If you ask a real estate agent, a mortgage lender, and a tax attorney to define a second home, you'll probably get three different answers.
There's no specific definition of a second home, other than a property that isn't your primary home that you live in some of the time. But when it comes to the actual number of days you occupy the property and whether you rent it out when you aren't using it, there's no set-in-stone definition.
The IRS has a clear distinction between second homes and investment properties, and it's important to know it when you do your taxes. Here's how to tell how the IRS categorizes your property and the tax differences that come with it.
Second home vs. investment property: What's the difference?
The simple answer is that a second home is a property other than your primary home that you intend to live in some of the time. An investment property is a home that you'll never live in.
It's important to clarify that the term "second home" is somewhat misleading. You can have more than one home that's considered a second home as long as it meets the appropriate definition.
Having said that, the precise definition of a second home depends on who you ask.
How lenders define a second home
Lenders tend to have their own rules on which purchases qualify for second home financing. Some let you rent the property for a certain amount of time, while others won't finance a second home if you plan to rent it at all.
Generally speaking, it's easier and cheaper to finance a second home than an investment property. So lenders take steps to ensure that the property in question is actually going to be someone's second home -- not just an investment.
How the IRS defines a second home
The IRS has its own definition of a second home, and it's important for tax purposes. You can consider a property a second home if you meet one of two conditions:
- You use the home at least 14 days each year.
- You use the home at least 10% of the days that you rent it out.
It's important to note that you have to satisfy the condition that results in the greater number of days.
For example, if you rent your property out for 200 days in a year, you need to personally use it for at least 20 days for it to be considered a second home. If you use it less than that, it's an investment property for tax purposes.
This doesn't mean you need to use it for any consecutive number of days. In our example, you can meet the 20-day requirement with four five-day stays, two 10-day stays, or any other combination.
Technically speaking, this is how the IRS defines any residence. But it generally doesn't come into play with primary residences.
Second homes get the mortgage interest deduction
It’s well-known that mortgage interest is deductible on primary residences if you itemize deductions. However, many people don’t realize that the mortgage interest deduction can apply to second homes, as well.
The IRS currently lets you deduct the interest paid on as much as $750,000 in qualified personal residence debt. This can mean a primary residence or a secondary residence. It could also apply to home equity debt if the money you borrowed was used to substantially improve a primary or secondary home.
This deduction isn't available for investment property mortgage interest. It can be deducted as a business expense to lower your rental income, however.
One caveat is that the mortgage interest deduction is an itemized tax deduction. You can’t use it if you claim the standard deduction.
For the 2019 tax year, the standard deduction is $12,200 for single taxpayers and $24,400 for married taxpayers filing joint returns.
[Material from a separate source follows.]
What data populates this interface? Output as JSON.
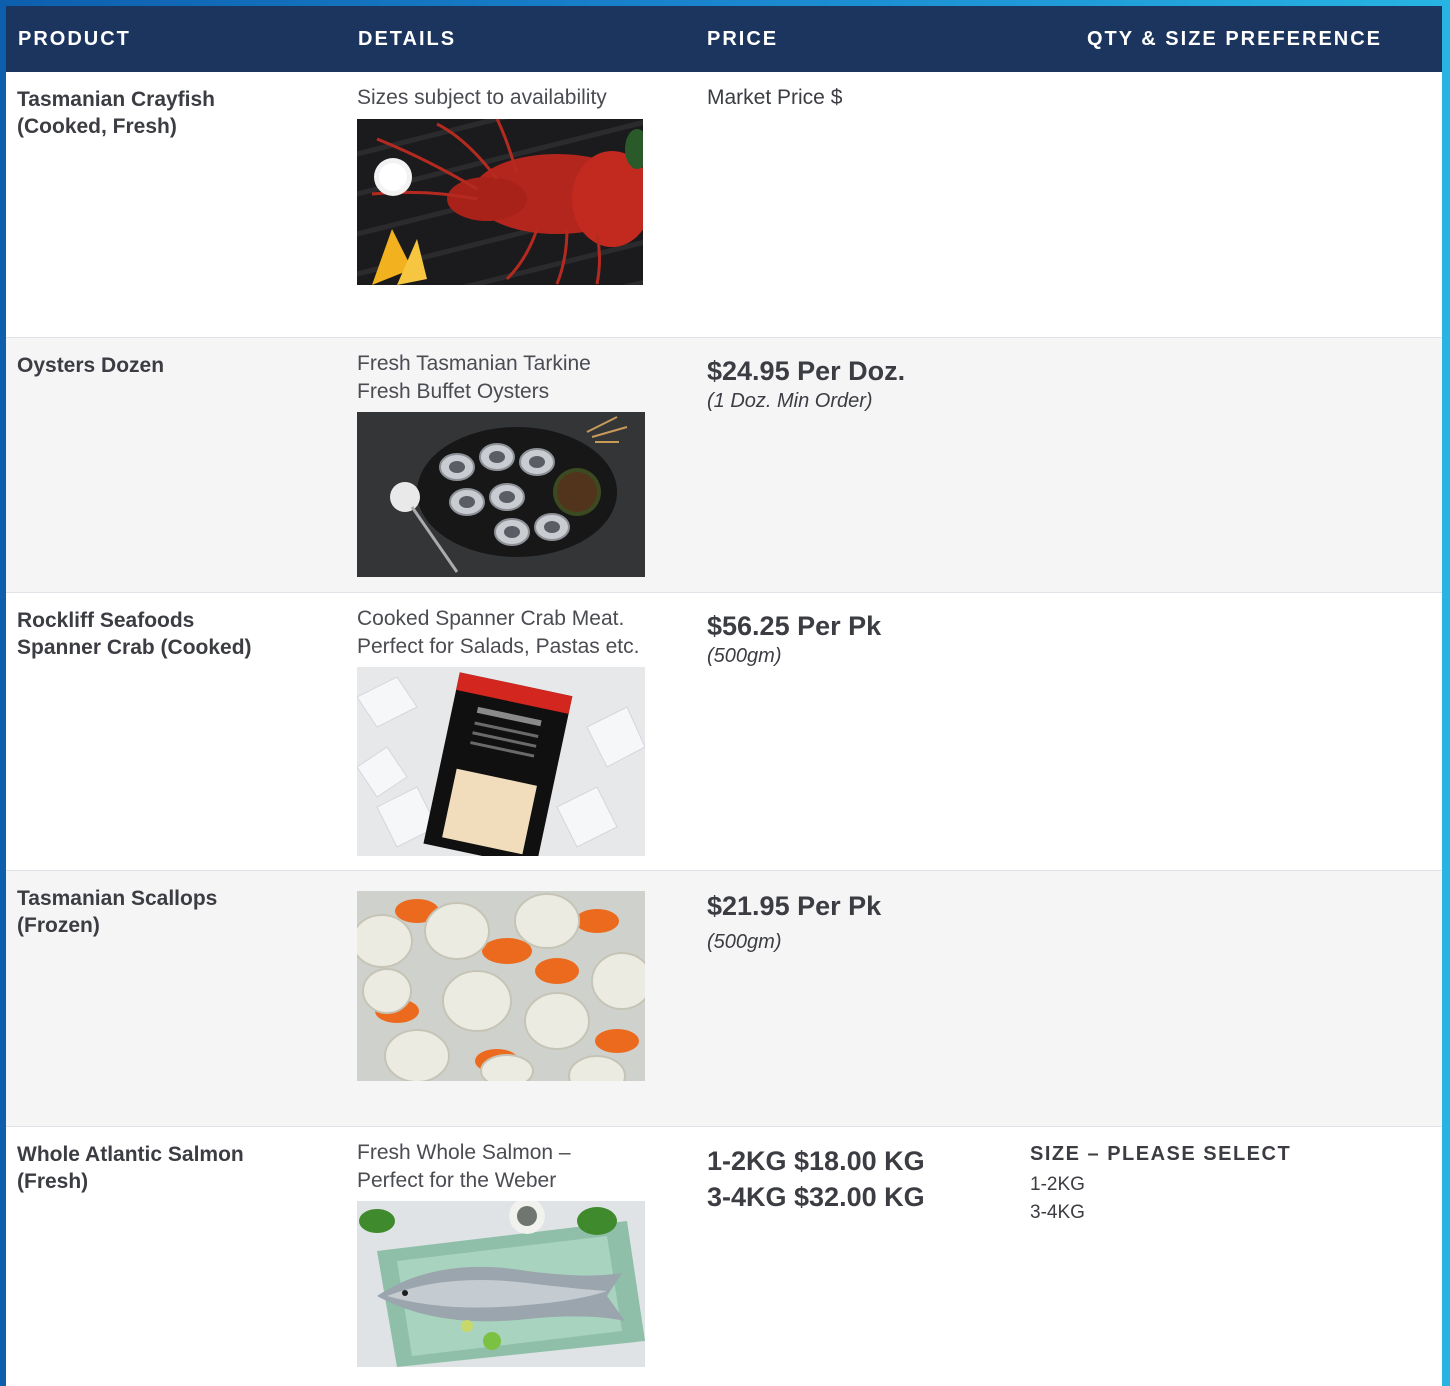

Unless your itemizable deductions, including mortgage interest, are greater than your corresponding standard deduction, you won’t benefit from deducting mortgage interest on a second home.
Rental properties get a depreciation deduction
Investment properties never qualify for the mortgage interest deduction. However, there's another tax benefit known as depreciation that investment property owners can take advantage of. A few second-home owners can use it, too.
Here's how it works. When a business buys an asset that has a finite useful life span, that business can deduct the cost of the asset over a certain number of years. For example, a $1,000 asset with a useful life of five years could be deducted at the rate of $200 per year until the entire amount had been written off.
This also applies when businesses buy real estate. The IRS lets investors depreciate the cost of their investment properties over a period of 27.5 years (39 for commercial properties). If you buy an investment property for $200,000, you'll get a $7,273 annual depreciation deduction. You can use this to offset your rental income.
This can result in big tax savings, but there's a caveat. If you sell your investment property, you'll have to pay a tax known as depreciation recapture. In short, all the depreciation deductions you've taken are considered taxable income when you sell. Investors can avoid this by using a 1031 exchange to buy another property, but you may have to repay your depreciation deductions eventually.
The depreciation deduction can apply to second homes as well, but only for the proportion of the days the property was used as a rental. For example, if you rent your home for 70 days this year and use it for 30 days, you can only take 70% of a normal full-year depreciation deduction. The same depreciation recapture tax applies when you eventually sell the home.